Jon Zelner writes:
Reproducibility is becoming more and more a part of the conversation when it comes to public health and social science research. . . .
But comparatively little has been said about another dimension of the reproducibility crisis, which is the difficulty of re-generating already-complete analyses using the exact same input data. But as far as I can tell, the ability to do this is a necessary precondition to the new-data replication. . . .
But I think the ease with which we can re-generate complete analyses, on our own computers and those of others, plays directly into the bigger questions of openness and integrity that underlie some of the challenges to reproducibility.
Many of you will have experienced the shiver of fear that comes from reviewer comments suggesting that a group of cases should or should not have been dropped, or that a variable should have been coded in a different way.
My first reaction in such situations has historically involved a slightly queasy feeling as I imagine laboriously stepping through each of the downstream things that has to happen (re-run models, re-generate figures, re-construct tables!) all as a result of a small modification of the way input data were cleaned or transformed.
The friction involved in making these changes increases the incentive to cut corners and to not take potentially useful feedback seriously.
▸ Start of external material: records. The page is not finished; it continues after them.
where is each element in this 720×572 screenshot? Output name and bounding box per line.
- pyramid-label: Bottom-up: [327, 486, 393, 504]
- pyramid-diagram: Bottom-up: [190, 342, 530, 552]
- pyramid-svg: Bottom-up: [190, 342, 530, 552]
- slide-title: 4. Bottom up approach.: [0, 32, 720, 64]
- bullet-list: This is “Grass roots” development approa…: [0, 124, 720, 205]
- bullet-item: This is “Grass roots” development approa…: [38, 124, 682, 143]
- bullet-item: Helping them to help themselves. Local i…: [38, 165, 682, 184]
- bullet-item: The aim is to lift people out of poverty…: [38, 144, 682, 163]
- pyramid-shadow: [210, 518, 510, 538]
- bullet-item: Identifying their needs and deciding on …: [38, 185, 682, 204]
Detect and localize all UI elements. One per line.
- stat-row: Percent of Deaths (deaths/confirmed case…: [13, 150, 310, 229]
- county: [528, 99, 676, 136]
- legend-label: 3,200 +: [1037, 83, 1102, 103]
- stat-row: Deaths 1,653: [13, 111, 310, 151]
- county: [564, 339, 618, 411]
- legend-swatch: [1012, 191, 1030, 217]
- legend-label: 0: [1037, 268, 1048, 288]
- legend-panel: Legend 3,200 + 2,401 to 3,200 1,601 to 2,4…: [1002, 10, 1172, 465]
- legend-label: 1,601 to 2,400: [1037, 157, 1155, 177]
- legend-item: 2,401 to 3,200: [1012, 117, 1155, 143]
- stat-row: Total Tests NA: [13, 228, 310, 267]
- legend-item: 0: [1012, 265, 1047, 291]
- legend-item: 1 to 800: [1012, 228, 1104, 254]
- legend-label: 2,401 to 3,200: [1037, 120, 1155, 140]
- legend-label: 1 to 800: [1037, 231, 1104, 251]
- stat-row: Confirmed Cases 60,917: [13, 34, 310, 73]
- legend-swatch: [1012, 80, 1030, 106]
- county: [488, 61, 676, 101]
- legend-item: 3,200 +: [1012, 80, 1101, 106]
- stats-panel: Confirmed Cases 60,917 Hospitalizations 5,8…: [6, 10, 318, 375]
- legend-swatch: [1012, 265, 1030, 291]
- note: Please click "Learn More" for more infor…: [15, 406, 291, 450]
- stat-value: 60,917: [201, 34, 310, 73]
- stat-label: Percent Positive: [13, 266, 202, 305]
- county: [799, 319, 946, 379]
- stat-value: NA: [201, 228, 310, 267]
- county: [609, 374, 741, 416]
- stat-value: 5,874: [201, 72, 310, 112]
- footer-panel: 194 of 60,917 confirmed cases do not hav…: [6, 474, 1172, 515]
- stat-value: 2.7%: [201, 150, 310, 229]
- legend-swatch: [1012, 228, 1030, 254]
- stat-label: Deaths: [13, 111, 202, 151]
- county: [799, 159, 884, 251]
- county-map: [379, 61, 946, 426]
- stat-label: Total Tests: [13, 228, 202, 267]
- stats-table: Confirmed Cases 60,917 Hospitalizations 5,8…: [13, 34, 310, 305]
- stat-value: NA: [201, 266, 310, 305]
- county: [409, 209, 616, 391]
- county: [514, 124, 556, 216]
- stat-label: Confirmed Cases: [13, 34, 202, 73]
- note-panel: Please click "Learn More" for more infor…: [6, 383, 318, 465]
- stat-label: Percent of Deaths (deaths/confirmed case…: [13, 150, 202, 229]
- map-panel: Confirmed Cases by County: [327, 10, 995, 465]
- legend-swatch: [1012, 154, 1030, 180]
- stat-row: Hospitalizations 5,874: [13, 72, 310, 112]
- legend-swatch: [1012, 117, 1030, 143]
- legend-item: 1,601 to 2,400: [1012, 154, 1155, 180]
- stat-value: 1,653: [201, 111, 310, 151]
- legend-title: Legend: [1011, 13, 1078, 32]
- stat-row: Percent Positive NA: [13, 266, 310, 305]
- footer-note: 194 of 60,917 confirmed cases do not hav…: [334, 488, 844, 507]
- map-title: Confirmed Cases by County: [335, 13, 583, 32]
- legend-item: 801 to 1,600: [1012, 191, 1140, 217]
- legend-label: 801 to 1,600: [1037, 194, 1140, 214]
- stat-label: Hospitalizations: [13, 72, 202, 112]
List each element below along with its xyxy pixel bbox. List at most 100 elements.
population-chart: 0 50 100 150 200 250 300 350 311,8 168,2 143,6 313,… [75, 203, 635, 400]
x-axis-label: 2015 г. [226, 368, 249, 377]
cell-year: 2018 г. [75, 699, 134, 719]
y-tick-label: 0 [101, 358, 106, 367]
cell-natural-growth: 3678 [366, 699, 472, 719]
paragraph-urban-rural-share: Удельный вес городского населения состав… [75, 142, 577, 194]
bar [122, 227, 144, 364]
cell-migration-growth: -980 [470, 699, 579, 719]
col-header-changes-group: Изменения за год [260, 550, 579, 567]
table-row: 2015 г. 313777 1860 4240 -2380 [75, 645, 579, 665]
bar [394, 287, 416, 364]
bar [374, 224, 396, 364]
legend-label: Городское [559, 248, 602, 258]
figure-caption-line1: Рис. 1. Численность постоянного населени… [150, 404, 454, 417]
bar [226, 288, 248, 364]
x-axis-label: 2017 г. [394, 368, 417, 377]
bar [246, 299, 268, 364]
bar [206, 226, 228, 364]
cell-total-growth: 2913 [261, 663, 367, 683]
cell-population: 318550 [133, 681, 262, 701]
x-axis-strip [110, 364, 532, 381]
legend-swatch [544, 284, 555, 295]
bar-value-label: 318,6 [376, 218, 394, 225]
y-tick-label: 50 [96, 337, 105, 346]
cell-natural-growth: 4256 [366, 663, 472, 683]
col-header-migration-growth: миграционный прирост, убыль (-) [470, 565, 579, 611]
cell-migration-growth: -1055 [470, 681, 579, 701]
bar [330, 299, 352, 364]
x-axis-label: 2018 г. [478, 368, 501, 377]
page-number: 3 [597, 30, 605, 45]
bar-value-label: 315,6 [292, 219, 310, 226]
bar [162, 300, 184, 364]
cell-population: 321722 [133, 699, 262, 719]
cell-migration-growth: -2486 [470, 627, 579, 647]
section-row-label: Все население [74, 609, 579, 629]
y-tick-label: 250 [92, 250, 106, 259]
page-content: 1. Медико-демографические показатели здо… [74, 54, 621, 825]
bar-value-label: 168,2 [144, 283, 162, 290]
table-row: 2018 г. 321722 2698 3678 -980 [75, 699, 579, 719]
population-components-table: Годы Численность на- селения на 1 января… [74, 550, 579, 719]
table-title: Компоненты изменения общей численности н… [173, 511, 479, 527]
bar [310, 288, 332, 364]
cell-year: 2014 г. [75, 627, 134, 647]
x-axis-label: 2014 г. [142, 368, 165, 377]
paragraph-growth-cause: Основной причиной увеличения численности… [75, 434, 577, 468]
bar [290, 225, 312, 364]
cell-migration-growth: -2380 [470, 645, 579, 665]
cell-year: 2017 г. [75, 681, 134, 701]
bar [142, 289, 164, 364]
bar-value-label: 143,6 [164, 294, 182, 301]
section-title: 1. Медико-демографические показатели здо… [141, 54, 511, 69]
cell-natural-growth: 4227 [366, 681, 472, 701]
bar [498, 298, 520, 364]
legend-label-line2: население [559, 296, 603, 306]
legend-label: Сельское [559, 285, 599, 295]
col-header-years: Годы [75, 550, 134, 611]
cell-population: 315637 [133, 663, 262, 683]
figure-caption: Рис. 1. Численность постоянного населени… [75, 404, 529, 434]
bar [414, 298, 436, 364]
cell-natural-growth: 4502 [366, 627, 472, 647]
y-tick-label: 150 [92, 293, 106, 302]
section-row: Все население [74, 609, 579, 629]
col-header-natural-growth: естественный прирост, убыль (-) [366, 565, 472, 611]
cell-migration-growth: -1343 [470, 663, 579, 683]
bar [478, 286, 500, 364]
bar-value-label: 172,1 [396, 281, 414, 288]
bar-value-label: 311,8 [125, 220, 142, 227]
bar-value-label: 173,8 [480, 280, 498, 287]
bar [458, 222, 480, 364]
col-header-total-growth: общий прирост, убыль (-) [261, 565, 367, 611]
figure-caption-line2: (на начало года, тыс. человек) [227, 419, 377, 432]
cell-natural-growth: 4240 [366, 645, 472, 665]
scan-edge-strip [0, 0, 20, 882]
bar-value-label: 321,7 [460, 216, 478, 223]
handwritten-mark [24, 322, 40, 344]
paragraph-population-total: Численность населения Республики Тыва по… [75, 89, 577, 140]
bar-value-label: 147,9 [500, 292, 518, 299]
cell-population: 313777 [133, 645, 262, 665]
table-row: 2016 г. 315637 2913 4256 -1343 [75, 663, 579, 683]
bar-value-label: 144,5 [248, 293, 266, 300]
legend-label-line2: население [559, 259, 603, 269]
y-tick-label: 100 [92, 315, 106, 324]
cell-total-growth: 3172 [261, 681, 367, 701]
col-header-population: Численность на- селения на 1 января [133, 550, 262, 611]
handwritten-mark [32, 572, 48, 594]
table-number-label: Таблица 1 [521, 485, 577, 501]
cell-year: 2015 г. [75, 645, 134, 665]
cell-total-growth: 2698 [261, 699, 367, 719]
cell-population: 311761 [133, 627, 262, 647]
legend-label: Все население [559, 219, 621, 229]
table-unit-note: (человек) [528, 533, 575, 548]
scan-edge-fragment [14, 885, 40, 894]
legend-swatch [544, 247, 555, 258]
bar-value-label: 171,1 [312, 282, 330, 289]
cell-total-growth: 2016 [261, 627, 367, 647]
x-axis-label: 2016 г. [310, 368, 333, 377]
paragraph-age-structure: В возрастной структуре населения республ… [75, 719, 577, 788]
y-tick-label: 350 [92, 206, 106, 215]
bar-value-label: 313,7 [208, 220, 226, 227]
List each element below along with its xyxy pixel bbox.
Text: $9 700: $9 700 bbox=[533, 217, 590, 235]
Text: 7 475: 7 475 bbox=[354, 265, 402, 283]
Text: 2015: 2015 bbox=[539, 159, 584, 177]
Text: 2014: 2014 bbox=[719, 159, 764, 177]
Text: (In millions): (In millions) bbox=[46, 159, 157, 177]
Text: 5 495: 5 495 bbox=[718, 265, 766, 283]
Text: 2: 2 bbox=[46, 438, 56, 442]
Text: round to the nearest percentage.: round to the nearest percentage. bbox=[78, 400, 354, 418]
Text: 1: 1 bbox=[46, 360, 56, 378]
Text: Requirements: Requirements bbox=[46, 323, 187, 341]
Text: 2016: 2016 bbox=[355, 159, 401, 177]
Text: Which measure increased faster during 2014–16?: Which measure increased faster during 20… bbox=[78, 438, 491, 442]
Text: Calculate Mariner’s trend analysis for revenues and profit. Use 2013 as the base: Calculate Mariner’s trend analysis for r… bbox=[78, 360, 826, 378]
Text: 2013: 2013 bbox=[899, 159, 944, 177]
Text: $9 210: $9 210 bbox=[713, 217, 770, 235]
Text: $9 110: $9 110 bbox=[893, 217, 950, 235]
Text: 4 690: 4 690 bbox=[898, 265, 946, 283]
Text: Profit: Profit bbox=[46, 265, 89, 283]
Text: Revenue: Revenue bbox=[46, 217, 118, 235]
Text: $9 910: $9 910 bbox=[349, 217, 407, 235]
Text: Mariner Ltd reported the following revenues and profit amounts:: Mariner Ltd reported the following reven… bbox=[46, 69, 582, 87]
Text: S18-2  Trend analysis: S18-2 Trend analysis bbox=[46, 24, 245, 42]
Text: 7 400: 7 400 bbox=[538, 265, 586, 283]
It also makes it difficult to do incorporate new data as it becomes available, perform sensitivity analysis by re-running the analysis on perturbed datasets, etc. . . . we end up with finished papers backed by a morass of spaghetti code that we hope to never to have to run again.
That is soooo true.
Zelner then gets into details:
So, all of the elements of reproducibility I will discuss over the next series of posts are collected here, which is a git repository demonstrating a toy example of a project using R and Stan that can be fully replicated.
Specifically, it’s focused on fitting a Gaussian finite mixture model to simulated data. Here’s what the output should look like.
I picked R and Stan for this because they are what I live and breathe in my day-to-day research. . . .
And this is what Zelner has so far:
Part 1: Your R script is a program!
Part 2: Makefiles for fun and profit
Part 3: Knotes on Knitr
P.S. As indicated in the title above, I like the term “workflow” for this sort of thing.